そして日本。急死した父親からのメールを受け取った、創薬化学を専攻する大学院生・古賀研人。謎めいた遺書を手がかりにたどって行くと、そこには…。さほど熱心な学生ではない研人に、重荷がのしかかる。そして追われる身となるのだった。
米国、アフリカのコンゴ民主共和国、日本。3地点で展開するスケールの大きな物語である。リアリティなどという言葉を使うのはもはや陳腐に思える。
最高権力者らしい自己顕示欲の塊であるバーンズ大統領。支える政府の側近も、忠誠というより自分に有利かどうかで動く。人間らしい。実に人間らしい。作戦を立案したルーベンスは、事態の深刻さと、権力者の本性に慄然とする。

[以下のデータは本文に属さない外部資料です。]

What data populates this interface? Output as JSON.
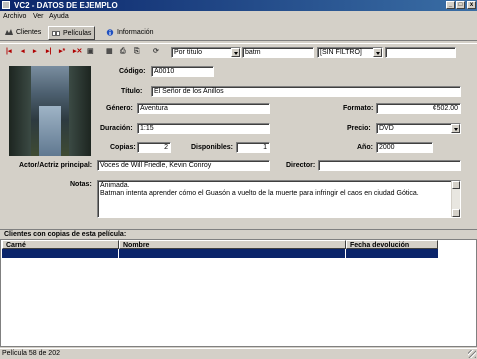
{
  "window": {
    "title": "VC2 - DATOS DE EJEMPLO",
    "controls": {
      "minimize": "_",
      "maximize": "□",
      "close": "x"
    }
  },
  "menu": [
    "Archivo",
    "Ver",
    "Ayuda"
  ],
  "tabs": [
    {
      "label": "Clientes",
      "icon": "clients-icon",
      "active": false
    },
    {
      "label": "Películas",
      "icon": "movies-icon",
      "active": true
    },
    {
      "label": "Información",
      "icon": "info-icon",
      "active": false
    }
  ],
  "toolbar": {
    "nav_icons": [
      "first-icon",
      "previous-icon",
      "next-icon",
      "last-icon",
      "new-icon",
      "delete-icon",
      "save-icon"
    ],
    "action_icons": [
      "grid-icon",
      "print-icon",
      "print-preview-icon",
      "refresh-icon"
    ],
    "search_by": "Por título",
    "search_text": "batm",
    "filter": "[SIN FILTRO]",
    "extra": ""
  },
  "form": {
    "codigo_label": "Código:",
    "codigo": "A0010",
    "titulo_label": "Título:",
    "titulo": "El Señor de los Anillos",
    "genero_label": "Género:",
    "genero": "Aventura",
    "formato_label": "Formato:",
    "formato": "¢502.00",
    "duracion_label": "Duración:",
    "duracion": "1:15",
    "precio_label": "Precio:",
    "precio": "DVD",
    "copias_label": "Copias:",
    "copias": "2",
    "disponibles_label": "Disponibles:",
    "disponibles": "1",
    "anio_label": "Año:",
    "anio": "2000",
    "actor_label": "Actor/Actriz principal:",
    "actor": "Voces de Will Friedle, Kevin Conroy",
    "director_label": "Director:",
    "director": "",
    "notas_label": "Notas:",
    "notas_line1": "Animada.",
    "notas_line2": "Batman intenta aprender cómo el Guasón a vuelto de la muerte para infringir el caos en ciudad Gótica."
  },
  "grid": {
    "caption": "Clientes con copias de esta película:",
    "columns": [
      "Carné",
      "Nombre",
      "Fecha devolución"
    ]
  },
  "status": "Película 58 de 202",
  "colors": {
    "title_bar": "#0a246a",
    "window_bg": "#d4d0c8",
    "selection": "#0a246a",
    "nav_arrows": "#b00000"
  }
}
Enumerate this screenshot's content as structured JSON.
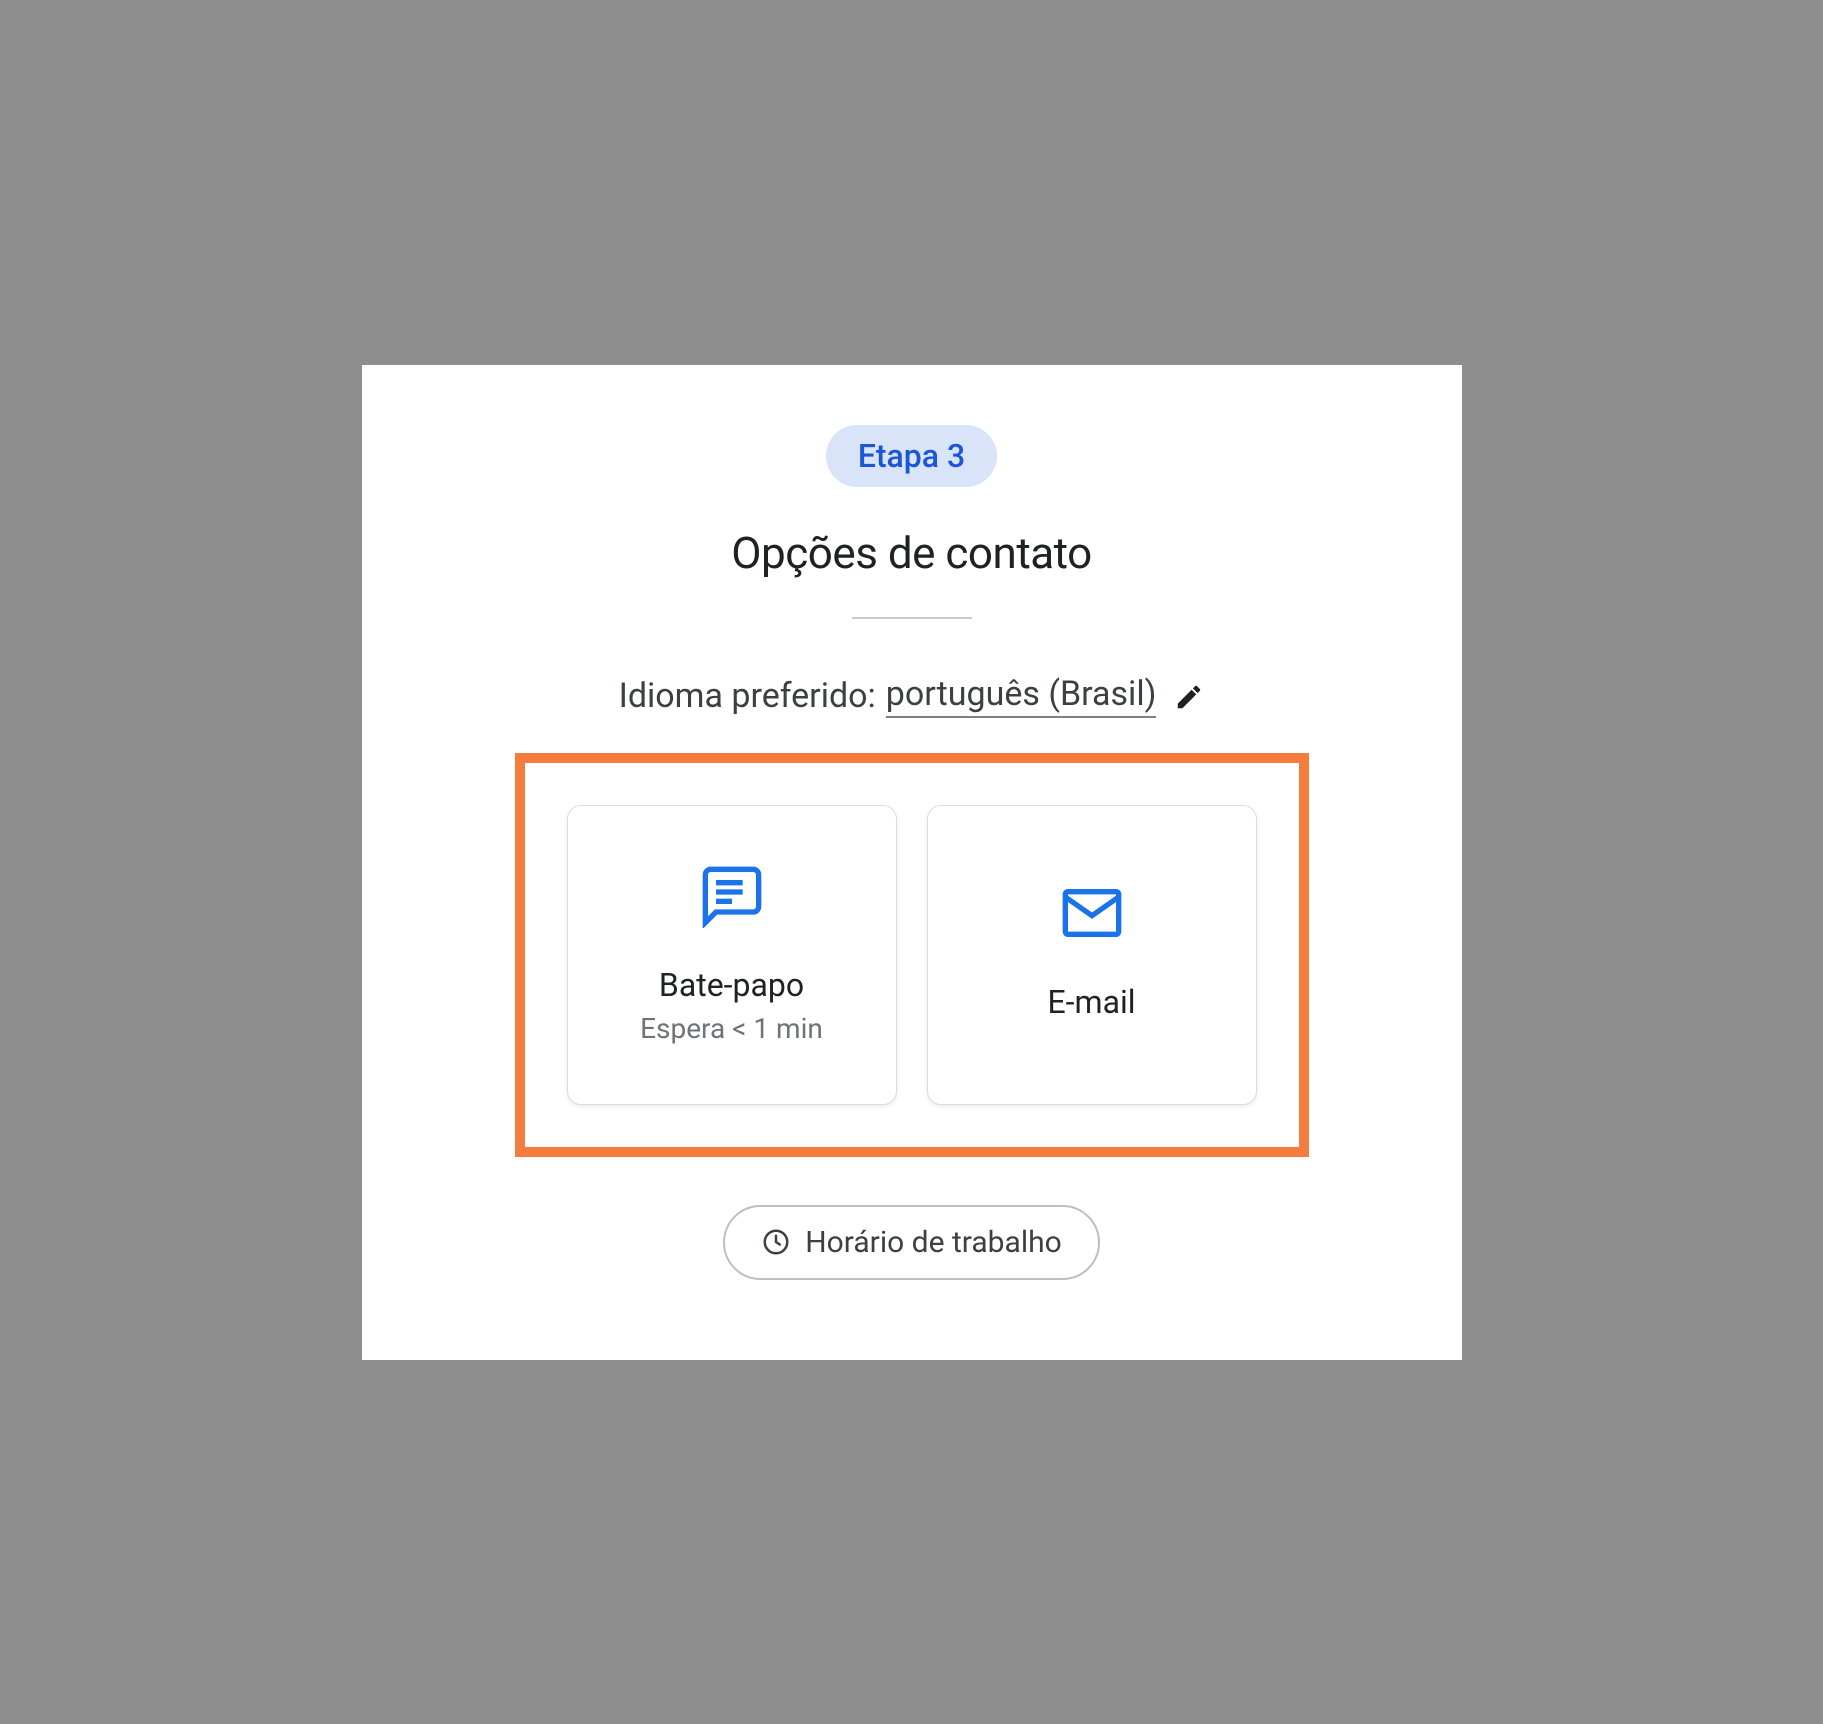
{
  "step": {
    "label": "Etapa 3"
  },
  "title": "Opções de contato",
  "language": {
    "label": "Idioma preferido:",
    "value": "português (Brasil)"
  },
  "options": {
    "chat": {
      "title": "Bate-papo",
      "subtitle": "Espera < 1 min"
    },
    "email": {
      "title": "E-mail"
    }
  },
  "hours_button": "Horário de trabalho",
  "colors": {
    "accent_blue": "#1a73e8",
    "highlight_orange": "#f47c3c",
    "badge_bg": "#d9e4f9",
    "badge_text": "#1a56d6"
  }
}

イエーガーたち4人が現場で知った、作戦の裏の真相。彼らは謎の援軍の力を借り、アフリカからの脱出を図る。しかし、周囲には武装勢力がうごめく。ジェノサイドの生々しい描写に言葉を失う。我々は、例えばルワンダで大虐殺があったという知識はあっても、詳細に知ろうとはしない。これは今なおアフリカ各地で起きている現実なのだ。
そして、遠く離れた日本で命運を握る研人。韓国人留学生の助っ人が優秀すぎて、研人の貢献が薄い気がしないでもないが…。彼らの任務は、現代科学のはるか先を行く。創薬化学は素人の僕にも、緊張感が伝わってくる。ここまで責任重大な実験を、僕は生涯することはないだろう。いつしか科学者としての使命感が芽生えた研人。
本作の根幹をなす設定は、果たして絵空事だろうか。読み終えてみて、すべては大いなる力の影響下にあったことに、ただ驚嘆するしかない。